Commençons par les programmes de sécurité sociale. Prenons comme exemple le projet de loi C-76, aux termes duquel les transferts aux provinces ont été modifiés en profondeur par la création du Transfert canadien en matière de santé et de services sociaux. Ce nouveau transfert, qui entre en vigueur à compter de l'exercice 1996-1997, est financièrement viable et mieux adapté aux besoins de la société contemporaine. Le programme d'assurance-chômage est l'objet d'un processus de révision qui devrait donner lieu à des modifications importantes pour aider les travailleurs canadiens à devenir plus autonomes et pour promouvoir la création d'emplois.

Passons maintenant au deuxième point. Le gouvernement a grandement amélioré le climat financier et atteindra son objectif de réduction du déficit, qui sera ramené à 3 p. 100 du produit intérieur brut en 1996-1997. De nouvelles mesures financières feront passer le déficit à 24,3 milliards de dollars en 1996-1997, alors qu'il était de 42 milliards en 1993-1994, de 37,5 milliards en 1994-1995, et de 32,7 milliards en 1995-1996. Le gouvernement a fixé son objectif intérimaire pour 1997-1998 à 2 p. 100 du PIB. Il ne fait aucun doute que la stratégie fonctionne et qu'elle est plus humaine, sans pour autant compromettre l'objectif ultime qui est de réduire le déficit à zéro, que l'approche radicale et destructrice prônée par certains autres partis.

En ce qui concerne l'examen des programmes et des priorités du gouvernement, la phase un a déjà entraîné une réduction des dépenses du gouvernement. Dans le cadre de la deuxième phase de cet exercice, les programmes des ministères vont être à nouveau l'objet d'un examen. Les dépenses de programmes passeront de 120 milliards de dollars en 1993-1994 à 106,3 milliards en 1997-1998 sans qu'il y ait une baisse sensible de la qualité des services.

Pour ce qui est du dernier élément, le gouvernement privilégie la science et la technologie parce qu'au Canada, l'innovation est la clé de la compétitivité.
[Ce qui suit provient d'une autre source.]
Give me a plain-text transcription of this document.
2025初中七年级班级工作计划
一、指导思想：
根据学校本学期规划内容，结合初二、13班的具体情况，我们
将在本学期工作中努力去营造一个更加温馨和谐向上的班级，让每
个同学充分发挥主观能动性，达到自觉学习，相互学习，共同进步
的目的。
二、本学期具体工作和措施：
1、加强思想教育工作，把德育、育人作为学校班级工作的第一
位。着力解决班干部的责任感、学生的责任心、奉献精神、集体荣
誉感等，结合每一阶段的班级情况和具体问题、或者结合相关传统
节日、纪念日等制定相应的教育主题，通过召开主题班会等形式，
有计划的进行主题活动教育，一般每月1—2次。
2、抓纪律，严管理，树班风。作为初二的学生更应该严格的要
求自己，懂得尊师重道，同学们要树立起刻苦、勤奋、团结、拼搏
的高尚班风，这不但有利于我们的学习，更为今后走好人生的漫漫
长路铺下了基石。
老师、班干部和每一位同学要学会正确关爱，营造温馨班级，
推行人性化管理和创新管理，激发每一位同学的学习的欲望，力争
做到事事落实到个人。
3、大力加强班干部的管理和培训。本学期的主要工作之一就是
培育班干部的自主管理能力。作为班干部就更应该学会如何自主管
L'innovation est à la base de la productivité, et par conséquent au centre de la croissance économique. C'est pourquoi le gouvernement appuiera le développement technologique dans l'industrie aérospatiale, les technologies environnementales et les nouveaux domaines, comme la biotechnologie.

Le Canada est une des nations du monde qui dépend le plus du commerce. Par exemple, l'exportation de biens et de services représente actuellement 30 p. 100 de notre PIB. Le commerce international, directement ou indirectement, représente approximativement un emploi sur quatre. L'importance du commerce explique pourquoi le gouvernement annoncera de nouvelles mesures pour développer les exportations et financer de nouveaux produits, afin d'attirer des investissements étrangers. Le gouvernement continuera également ses efforts pour étendre l'ALENA. Ces mesures ne peuvent que signifier des emplois supplémentaires pour le Canada et une augmentation de la productivité.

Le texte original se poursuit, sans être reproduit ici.